Rooted in the principle of ‘never trust, always verify’ is a strategic security initiative that prevents successful data breaches by eliminating the concept of ‘trust’ from an organisation’s network architecture. The Zero Trust Architecture works upon traditional systems’ flaw, which believes that data needs to be only protected from outside of an organisation.
Intel is one of the companies that believe that cybersecurity measures and zero trust, in particular, should not be just restricted to networks or systems but must be applied all the way down inside the silicon. To this end, Intel has technologies in place to allow immutable identifiers inside the chips. Each transaction on the internal fabrics has a hardware-generated identifier. In addition, mutual authentication is required between chiplets within a package. Intel says that these measures are the company’s ways of introducing the zero-trust concept to its design.
Intel’s Zero Trust Approach
Many security paradigms still rely on physical connectivity in hardware. This means that when access is on a hardware bus, it is often considered legitimate. Typically, hardware designers are not taught to ask questions. A bit or message is automatically assumed to come from the right party. As attackers become increasingly sophisticated in physical attacks, these assumptions must be questioned just as the paradigm of authenticating the network once was questioned.
To counter this, Intel and others in the industry have contributed technology on the system level like the DMTF’s Security Protocol and the Data Model (SPDM). This model allows for secure collaboration between hardware elements similar to how TLS and HTTPS secure web transactions. Intel also used PCI-SIG and Compute Express Link to add Integrity and Data Encryption (IDE), which helps protect physical links to accelerators such as GPUs when implemented.
As mentioned above, Intel intends to widen the scope of zero trust to hardware as well. While hardware development has different characteristics than software, the two share a lot of commonalities in terms of security principles.
Some of Intel’s security principles for hardware are:
- Fail safely and securely
- Memory management checks
- Least-privilege access
- Protect the weakest part of the design
- Blocking Resource Access for specific tasks
- Inventing simple architectures
- Easy to use security mechanisms.
Intel applies these principles while developing the security technologies of their products to improve fundamental security, protection of data and workloads, and software reliability.

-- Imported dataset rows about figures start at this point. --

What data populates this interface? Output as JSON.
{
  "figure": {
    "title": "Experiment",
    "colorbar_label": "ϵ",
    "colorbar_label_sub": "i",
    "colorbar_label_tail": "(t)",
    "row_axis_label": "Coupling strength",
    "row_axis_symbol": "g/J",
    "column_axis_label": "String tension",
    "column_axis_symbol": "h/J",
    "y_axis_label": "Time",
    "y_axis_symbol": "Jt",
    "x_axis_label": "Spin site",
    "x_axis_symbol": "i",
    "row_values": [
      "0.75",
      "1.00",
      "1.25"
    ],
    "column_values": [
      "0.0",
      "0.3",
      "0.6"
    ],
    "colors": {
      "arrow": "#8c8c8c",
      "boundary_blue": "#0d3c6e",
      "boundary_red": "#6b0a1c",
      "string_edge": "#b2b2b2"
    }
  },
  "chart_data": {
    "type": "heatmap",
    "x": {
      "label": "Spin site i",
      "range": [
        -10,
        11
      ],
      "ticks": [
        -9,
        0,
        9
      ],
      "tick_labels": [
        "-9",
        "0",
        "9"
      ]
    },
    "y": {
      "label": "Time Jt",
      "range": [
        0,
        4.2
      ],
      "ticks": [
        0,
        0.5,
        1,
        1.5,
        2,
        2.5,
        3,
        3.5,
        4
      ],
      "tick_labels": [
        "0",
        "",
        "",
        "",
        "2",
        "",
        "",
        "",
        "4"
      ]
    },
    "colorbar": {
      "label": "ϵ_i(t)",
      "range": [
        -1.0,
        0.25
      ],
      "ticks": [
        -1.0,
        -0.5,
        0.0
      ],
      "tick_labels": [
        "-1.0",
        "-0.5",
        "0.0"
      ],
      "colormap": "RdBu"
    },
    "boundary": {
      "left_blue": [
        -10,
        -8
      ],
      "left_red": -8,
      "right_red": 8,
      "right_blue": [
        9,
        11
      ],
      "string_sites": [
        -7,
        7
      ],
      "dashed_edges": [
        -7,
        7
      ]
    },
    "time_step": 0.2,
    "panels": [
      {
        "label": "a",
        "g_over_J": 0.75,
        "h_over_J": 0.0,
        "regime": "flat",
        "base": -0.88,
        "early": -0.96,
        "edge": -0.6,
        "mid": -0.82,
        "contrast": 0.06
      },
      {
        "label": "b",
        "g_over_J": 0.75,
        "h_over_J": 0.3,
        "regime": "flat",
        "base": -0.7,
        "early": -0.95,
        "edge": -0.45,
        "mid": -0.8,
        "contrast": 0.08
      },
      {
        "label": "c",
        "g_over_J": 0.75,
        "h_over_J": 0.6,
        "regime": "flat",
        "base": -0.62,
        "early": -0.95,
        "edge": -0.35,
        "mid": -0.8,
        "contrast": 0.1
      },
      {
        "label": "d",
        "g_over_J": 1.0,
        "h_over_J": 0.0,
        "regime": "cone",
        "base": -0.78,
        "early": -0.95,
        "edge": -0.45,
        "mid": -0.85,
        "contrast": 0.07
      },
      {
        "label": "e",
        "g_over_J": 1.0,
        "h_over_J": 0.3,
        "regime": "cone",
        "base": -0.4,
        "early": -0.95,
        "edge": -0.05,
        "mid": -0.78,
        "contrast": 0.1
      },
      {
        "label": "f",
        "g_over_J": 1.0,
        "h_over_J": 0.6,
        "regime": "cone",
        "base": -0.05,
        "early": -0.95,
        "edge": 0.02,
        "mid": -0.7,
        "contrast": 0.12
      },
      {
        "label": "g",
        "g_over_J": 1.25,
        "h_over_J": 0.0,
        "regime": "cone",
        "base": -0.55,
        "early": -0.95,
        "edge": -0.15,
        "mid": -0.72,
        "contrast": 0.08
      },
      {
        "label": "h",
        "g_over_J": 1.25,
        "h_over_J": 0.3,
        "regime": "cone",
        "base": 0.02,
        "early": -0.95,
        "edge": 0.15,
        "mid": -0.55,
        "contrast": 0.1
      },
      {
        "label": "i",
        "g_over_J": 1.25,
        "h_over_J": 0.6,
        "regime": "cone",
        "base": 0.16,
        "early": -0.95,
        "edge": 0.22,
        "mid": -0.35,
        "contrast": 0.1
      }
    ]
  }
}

This provides the customers with robust technologies which strengthen their safety and thus support a Zero Trust infrastructure.
Intel Software Guard Extensions were originally created for protecting identities on laptop machines. Since then, Intel SGX has been expanded beyond the initial small data scenarios it was created for and into big data environments like on-premises data centres or hyperscale cloud infrastructure. Intel SGX allocates a section of memory that is set aside as an encrypted data enclave.
Intel SGX denies entry to any non-approved user. This feature makes it a powerful tool for a zero-trust approach to security. Furthermore, since the code and the data are secluded within the data enclave, Intel SGX successfully thwarts any attack, even the ones that completely breach the other systems in the organisation.
This differentiation makes Intel SGX critical for zero trust. As a result, Intel SGX runs with the least amount of trust necessary to ensure that your data remains confidential.